Film de Fred Zinnemann vu à sa sortie en 1978 et jamais revu depuis. J'avais été fortement impressionné par ce film et me désolais de ne pas pouvoir le revoir (comme un certain nombre d'autres films ...).
Et là, 47 ans plus tard, j'ai pu à nouveau m'immerger (avec bonheur) dans ce film, j'ai retrouvé avec plaisir ce qui m'avait séduit dans l'histoire, …
C'est "curieux" comme ce film qui avait été un relatif succès à sa sortie, dans mon souvenir, soit complètement oublié aujourd'hui …
Le scénario est adapté des mémoires de la romancière Lilian Hellman, épouse de l'auteur de polars à succès Dashiell Hammett ("le faucon maltais").

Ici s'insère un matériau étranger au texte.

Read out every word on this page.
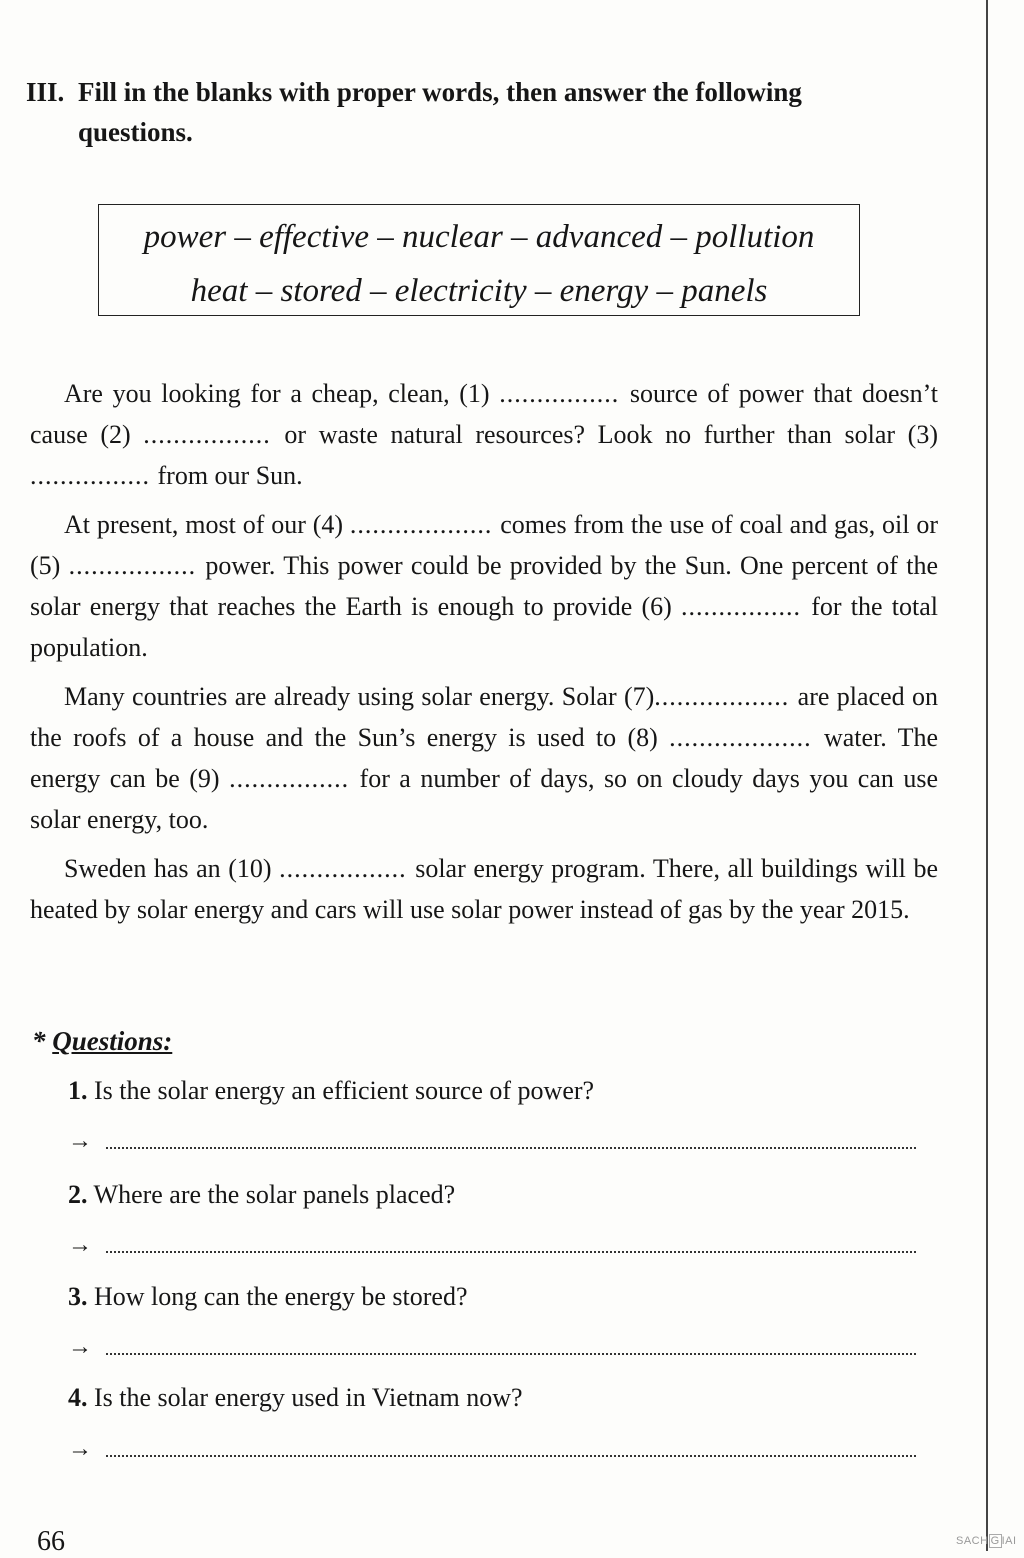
III. Fill in the blanks with proper words, then answer the following
questions.
power – effective – nuclear – advanced – pollution
heat – stored – electricity – energy – panels

Are you looking for a cheap, clean, (1) ................ source of power that doesn’t cause (2) ................. or waste natural resources? Look no further than solar (3) ................ from our Sun.

At present, most of our (4) ................... comes from the use of coal and gas, oil or (5) ................. power. This power could be provided by the Sun. One percent of the solar energy that reaches the Earth is enough to provide (6) ................ for the total population.

Many countries are already using solar energy. Solar (7).................. are placed on the roofs of a house and the Sun’s energy is used to (8) ................... water. The energy can be (9) ................ for a number of days, so on cloudy days you can use solar energy, too.

Sweden has an (10) ................. solar energy program. There, all buildings will be heated by solar energy and cars will use solar power instead of gas by the year 2015.

* Questions:
1. Is the solar energy an efficient source of power?
→
2. Where are the solar panels placed?
→
3. How long can the energy be stored?
→
4. Is the solar energy used in Vietnam now?
→
66	SACH G IAI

On est dans l'entre-deux-guerres et deux jeunes filles se vouent une grande amitié dans un monde privilégié et une enfance/adolescence de rêve et sans souci. Lilian, la narratrice, admire et envie l'intrépidité et le caractère bien trempé de Julia. Puis les hasards de la vie font que leurs destins prendront des voies différentes lorsque Julia décide de faire ses études à Oxford puis à Vienne. Julia, toujours aussi enthousiaste, devient une opposante au régime hitlérien qui monte en puissance tandis que Lilian connait une vie plus tranquille, avec son époux, dans une maison sur la côte Est des USA, face à l'océan où elle tente d'écrire un roman ou une pièce de théâtre. Lilian aimerait bien revoir Julia et, à l'occasion de voyages en Europe, va tenter de la trouver à Vienne puis à Berlin dans des conditions, à chaque fois, dramatiques.

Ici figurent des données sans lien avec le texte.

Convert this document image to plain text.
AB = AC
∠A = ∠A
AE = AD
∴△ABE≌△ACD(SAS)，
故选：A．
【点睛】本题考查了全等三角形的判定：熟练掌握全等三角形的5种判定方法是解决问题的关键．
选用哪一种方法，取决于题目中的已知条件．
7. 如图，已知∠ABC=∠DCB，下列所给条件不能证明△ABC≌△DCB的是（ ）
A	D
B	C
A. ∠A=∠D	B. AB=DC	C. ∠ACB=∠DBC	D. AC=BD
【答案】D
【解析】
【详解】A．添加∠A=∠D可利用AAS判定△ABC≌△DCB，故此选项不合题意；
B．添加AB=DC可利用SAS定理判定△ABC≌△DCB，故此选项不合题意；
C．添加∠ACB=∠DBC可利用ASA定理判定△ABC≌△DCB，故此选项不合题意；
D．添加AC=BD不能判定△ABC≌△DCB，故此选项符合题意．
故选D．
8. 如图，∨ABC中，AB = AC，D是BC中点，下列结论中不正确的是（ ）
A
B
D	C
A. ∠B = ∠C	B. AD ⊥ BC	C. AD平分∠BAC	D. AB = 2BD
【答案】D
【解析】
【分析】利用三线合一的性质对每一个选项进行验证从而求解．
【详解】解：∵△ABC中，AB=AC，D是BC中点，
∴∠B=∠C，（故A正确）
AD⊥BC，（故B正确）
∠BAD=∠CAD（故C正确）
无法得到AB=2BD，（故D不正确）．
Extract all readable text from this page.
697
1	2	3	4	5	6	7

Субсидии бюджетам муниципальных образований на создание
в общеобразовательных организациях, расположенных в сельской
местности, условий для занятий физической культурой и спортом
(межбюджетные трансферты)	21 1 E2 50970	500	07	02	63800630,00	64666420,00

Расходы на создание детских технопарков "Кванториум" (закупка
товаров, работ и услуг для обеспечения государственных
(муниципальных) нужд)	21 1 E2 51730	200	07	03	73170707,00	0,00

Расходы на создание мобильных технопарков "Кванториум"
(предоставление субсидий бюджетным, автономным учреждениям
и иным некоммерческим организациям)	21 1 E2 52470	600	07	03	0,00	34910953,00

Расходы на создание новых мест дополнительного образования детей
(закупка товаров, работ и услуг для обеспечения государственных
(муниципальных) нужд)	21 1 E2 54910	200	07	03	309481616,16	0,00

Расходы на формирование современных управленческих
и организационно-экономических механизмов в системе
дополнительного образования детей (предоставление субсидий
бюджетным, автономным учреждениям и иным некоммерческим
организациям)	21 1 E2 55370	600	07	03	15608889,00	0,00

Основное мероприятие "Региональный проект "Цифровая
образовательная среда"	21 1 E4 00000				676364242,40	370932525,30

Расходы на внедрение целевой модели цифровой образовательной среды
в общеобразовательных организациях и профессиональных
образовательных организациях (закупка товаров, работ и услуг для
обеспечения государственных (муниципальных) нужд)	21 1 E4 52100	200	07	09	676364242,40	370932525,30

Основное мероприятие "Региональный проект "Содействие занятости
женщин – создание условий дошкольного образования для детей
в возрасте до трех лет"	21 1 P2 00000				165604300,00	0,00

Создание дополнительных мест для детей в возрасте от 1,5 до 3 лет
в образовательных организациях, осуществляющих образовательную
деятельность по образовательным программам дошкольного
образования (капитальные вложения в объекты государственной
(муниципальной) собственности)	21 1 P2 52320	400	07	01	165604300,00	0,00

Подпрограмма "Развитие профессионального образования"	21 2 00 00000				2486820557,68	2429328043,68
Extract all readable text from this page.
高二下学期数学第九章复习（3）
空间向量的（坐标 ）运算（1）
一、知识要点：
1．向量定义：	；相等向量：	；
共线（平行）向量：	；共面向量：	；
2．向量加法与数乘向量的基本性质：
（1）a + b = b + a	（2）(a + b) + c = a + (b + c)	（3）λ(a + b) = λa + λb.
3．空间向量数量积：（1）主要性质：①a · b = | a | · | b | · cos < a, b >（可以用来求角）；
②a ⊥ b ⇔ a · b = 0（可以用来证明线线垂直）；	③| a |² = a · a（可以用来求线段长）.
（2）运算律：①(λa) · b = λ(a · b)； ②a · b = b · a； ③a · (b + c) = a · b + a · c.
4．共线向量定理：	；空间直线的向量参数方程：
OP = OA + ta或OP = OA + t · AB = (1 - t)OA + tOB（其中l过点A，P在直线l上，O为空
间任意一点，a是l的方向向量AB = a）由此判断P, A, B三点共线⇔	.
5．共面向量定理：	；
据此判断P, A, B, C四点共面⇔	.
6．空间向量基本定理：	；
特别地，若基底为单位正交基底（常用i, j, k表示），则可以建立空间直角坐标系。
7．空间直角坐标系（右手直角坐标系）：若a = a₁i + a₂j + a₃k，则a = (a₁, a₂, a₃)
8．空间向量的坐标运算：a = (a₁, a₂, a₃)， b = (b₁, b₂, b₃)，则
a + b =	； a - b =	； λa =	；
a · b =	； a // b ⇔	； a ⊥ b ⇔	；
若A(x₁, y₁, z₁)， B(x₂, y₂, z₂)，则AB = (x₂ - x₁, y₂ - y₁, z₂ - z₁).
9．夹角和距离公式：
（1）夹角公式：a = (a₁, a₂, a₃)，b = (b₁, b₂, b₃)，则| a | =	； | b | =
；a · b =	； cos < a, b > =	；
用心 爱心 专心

En termes de contexte, il y a des choses très bien rendues comme la différence d'ambiance entre une Amérique sereine et les bruits de bottes de plus en plus insistants et le climat de peur qui règne en Europe. Zinnemann rend parfaitement compte à travers l'étonnement de Lilian devant cette atmosphère poisseuse qu'un étranger (une touriste américaine) ne peut considérer que comme paranoïaque où les gens se rencontrent discrètement, parlent à voix basse ou à travers des messages anodins. "Dites -moi simplement bonsoir et tout s'organisera". Et la caméra de Zinnemann est bougrement efficace pour épier le regard de tel homme qui d'anodin parait soudain menaçant.
Et le jeu de Vanessa Redgrave dans le rôle de Julia ainsi que le jeu de Jane Fonda dans celui de Lilian ? Remarquables … Les flash-backs récurrents d'images ou de scènes de l'enfance heureuse se juxtaposent avec les situations vécues à l'âge adulte comme de délicieux rappels ou comme des signes.
Pour Vanessa Redgrave, la jeune fille intrépide qui s'agaçait de l'inertie de ses grands-parents, est devenue une femme d'action, une résistante. Les aléas l'ont endurcie. Un beau personnage qui croit en des valeurs démocratiques ou humanistes.
Le personnage joué par Jane Fonda est tout-à-fait passionnant. Tout le monde connait le caractère emporté, passionné et militant de Jane Fonda épousant toutes sortes de causes à commencer la cause indienne. Ici, elle joue un rôle composite. De rage, parce qu'elle n'arrive pas à avancer dans son roman, elle balance sa machine à écrire par la fenêtre (heureusement ouverte). On reconnait bien là, Jane Fonda. Et puis face au personnage de Vanessa Redgrave, qu'elle admirait tant enfant, elle est soudain subjuguée, dépassée par les enjeux. Elle mesure l'écart entre la personnalité de Julia et la sienne. La caméra (indiscrète mais superbe) de Zinnemann nous la montre avec un regard bleu qui se trouble, qui hésite, presque fragile. Elle serait presqu'à contre-emploi si ce n'est que je n'ai pas souvent trouvé autant de traits d'Henry Fonda dans le visage de Jane. Une grande actrice, admirable dans ce film.
"Julia" est un des derniers films de Fred Zinnemann. Je ne serais pas loin de parler de chef d'œuvre.